By Sarah Saint
On October 23, 2015, in the criminal case of United States v. Dmytro Patiutka, the Fourth Circuit issued a published opinion affirming the district court’s grant of Defendant Dmytro Patiutka’s motion to suppress evidence. In this case, the Fourth Circuit answered the United States of America’s interlocutory appeal to the district court’s ruling arguing in the alternative that the search was either incident to an arrest or fell within the Fourth Amendment’s warrant requirement automobile exception.
State Troopers Searched Patiutka’s Car Without Warrant
A patrol car camera recorded the following stop. Virginia State Trooper G.S. Cox pulled over an SUV with tinted windows and tinted license plate cover when the driver failed to maintain lane on April 27, 2013. Patiutka gave the trooper a license with the name “Roman Pak.” When the trooper asked Patiutka for his birth date, Patiutka told him a date eight years from the date on the license. The trooper testified he thought Patiutka was lying in violation of Virginia law, but the trooper asked Patiutka no more questions about this. The trooper ran the supplied information through police databases, received no results, and told Patiutka he was “free to go.”
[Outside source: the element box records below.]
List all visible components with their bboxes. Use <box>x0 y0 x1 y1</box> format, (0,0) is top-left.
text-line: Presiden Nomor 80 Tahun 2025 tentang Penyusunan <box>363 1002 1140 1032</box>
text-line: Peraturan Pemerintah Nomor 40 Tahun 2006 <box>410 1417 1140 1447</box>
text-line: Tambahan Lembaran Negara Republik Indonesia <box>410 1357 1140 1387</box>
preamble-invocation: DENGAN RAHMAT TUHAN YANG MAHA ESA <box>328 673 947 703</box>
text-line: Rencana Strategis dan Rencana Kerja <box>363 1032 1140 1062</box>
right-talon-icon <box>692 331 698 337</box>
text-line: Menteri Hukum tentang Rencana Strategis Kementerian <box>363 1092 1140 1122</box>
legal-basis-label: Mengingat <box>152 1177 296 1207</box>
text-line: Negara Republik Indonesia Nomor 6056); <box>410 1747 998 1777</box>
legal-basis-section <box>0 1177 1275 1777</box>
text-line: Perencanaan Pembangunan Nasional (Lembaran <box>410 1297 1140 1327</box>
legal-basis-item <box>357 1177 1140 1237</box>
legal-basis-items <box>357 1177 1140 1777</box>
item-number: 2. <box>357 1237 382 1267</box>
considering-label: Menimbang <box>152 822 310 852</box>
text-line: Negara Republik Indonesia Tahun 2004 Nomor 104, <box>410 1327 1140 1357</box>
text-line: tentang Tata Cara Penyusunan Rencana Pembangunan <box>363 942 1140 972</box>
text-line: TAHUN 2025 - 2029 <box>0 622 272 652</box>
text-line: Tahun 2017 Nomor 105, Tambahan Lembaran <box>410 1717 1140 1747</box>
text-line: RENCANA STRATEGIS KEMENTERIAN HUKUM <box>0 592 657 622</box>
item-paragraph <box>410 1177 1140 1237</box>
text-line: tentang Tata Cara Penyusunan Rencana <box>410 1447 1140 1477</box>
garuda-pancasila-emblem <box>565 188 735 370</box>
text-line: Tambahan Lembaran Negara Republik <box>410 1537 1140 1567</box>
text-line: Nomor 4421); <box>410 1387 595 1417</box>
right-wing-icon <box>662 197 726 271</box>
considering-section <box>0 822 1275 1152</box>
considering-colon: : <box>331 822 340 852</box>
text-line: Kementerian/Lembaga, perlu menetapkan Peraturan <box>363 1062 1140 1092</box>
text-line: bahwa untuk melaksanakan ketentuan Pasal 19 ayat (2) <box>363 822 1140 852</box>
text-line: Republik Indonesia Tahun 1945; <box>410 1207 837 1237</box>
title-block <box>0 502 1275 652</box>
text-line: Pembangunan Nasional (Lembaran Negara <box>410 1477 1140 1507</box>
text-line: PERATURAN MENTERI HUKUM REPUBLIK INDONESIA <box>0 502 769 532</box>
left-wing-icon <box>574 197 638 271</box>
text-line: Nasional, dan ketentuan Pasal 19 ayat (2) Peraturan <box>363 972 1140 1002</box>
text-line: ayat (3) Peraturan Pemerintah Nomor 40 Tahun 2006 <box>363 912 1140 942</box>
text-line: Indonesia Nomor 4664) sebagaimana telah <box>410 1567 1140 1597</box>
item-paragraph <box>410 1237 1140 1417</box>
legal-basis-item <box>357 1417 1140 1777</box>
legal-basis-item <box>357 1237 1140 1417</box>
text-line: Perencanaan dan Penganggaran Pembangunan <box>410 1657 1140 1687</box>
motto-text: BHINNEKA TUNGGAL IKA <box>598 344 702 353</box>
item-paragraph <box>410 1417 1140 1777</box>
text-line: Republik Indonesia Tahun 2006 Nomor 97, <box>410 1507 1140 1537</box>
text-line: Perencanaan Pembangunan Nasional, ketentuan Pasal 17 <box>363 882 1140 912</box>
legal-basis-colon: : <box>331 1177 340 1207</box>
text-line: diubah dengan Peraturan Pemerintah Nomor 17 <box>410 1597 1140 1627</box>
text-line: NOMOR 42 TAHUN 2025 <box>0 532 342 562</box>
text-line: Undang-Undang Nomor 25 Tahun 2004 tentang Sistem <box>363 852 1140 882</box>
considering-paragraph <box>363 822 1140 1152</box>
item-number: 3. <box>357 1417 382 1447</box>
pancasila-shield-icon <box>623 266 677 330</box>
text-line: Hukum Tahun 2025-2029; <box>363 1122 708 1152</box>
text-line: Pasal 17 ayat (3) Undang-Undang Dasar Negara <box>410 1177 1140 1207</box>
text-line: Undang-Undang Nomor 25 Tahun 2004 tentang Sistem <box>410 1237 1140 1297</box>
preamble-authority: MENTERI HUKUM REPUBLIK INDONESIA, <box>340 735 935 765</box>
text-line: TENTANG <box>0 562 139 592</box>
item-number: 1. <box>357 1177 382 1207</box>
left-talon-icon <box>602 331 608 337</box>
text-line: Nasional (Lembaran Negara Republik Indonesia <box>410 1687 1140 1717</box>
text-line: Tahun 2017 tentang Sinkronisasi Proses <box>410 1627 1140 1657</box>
Once Patiutka began to walk to his car, the trooper asked if he could search Patiutka’s car, which the trooper believes he received consent for, and signaled to other troopers to begin searching the car. One trooper found a bag containing a credit card reader and a suitcase containing four unopened iPads. Patiutka asked the trooper who had stopped him why his car was being searched. The trooper responded that Patiutka consented. Patiutka asked for them to stop. Then, when another trooper announce Patiutka was under investigative detention, the first trooper put handcuffs on Patiutka and took him back to the patrol car. The troopers then found a credit card embosser, credit card re-encoder, and blank credit cards. At the end of the search, a trooper transported Patiutka to the state police station and read him his Miranda rights. He was questioned at the station and made incriminating statements.
On January 13, 2014, the Government filed a criminal complaint against Patiutka, charging him with access device fraud and aggravated identity theft. On March 20, 2014, a grand jury indicted Patiutka.
Patiutka Moved to Suppress Evidence from Warrantless Search
Patiutka moved to suppress the physical evidence found in his car as well as all statements and evidence that flowed from the warrantless search. The Government claimed that the statements and evidence were admissible under the vehicle exceptions to the Fourth Amendment’s warrant requirement. The district court wholly rejected the Government’s assertions. The Government then filed an interlocutory appeal.
Standard of Review
The Fourth Circuit reviewed the district court’s legal determinations underlying the grant of the motion to suppress evidence de novo and the factual findings for clear error.
Fourth Amendment Prohibits Warrantless Searches Save For Small Exceptions
The Fourth Amendment protects people from unreasonable searches and seizures. Warrantless searchers are presumed unreasonable except in a limited number of cases. The Government argued that the warrantless search was reasonable for two reasons in the alterative: either the search was incident to Patiutka’s arrest or the search fell within the automobile exception.
Incident to Arrest Exception Does Not Apply Here
Officers may search a vehicle if the arrestee is near the car or it is reasonable to believe there is evidence incident to the arrest near the car. If the search begins before arrest, officers must have probable cause to arrest prior to the search. The Government contends that the officers had probable cause because Patiutka gave false identity information, but the Fourth Circuit did not find this persuasive because the district court found the officer did not have cause to arrest Patiutka before the search based on the evidence provided. Because the officers did not have cause to arrest Patiutka for any reason when they continued the search without Patiutka’s consent, the incident to arrest exception cannot apply and the search violated the Fourth Amendment.
Automobile Exception Does Not Apply Here
Officers may search a vehicle if they have probable cause it contains evidence of any criminal activity. The district court found that when the officers only found a credit card reader and suitcase with new iPads, this was not enough to provide a basis for probable cause after Patiutka withdrew consent. The officers should have questioned Patiutka about the contents found during the consensual search. Because the officers had no probable cause to search, the automobile exception cannot apply and the search violated the Fourth Amendment.
Government Tried to Apply the Collective-Knowledge Doctrine
The Government argued that the collective-knowledge doctrine gave the searching officers probable cause to search the car. The collective-knowledge doctrine allows a court to substitute the knowledge of the instructing officer to the acting officer. However, the officers did not communicate with each other, so the doctrine cannot save the search, and no officer had sufficient knowledge to justify a warrantless search.
Fourth Circuit Affirmed the District Court’s Judgment
The Fourth Circuit found neither of the Government’s contentions that a Fourth Amendment exception applied here persuasive. Thus, the Fourth Circuit affirmed the district court’s judgment to grant Patiutka’s motion to suppress evidence.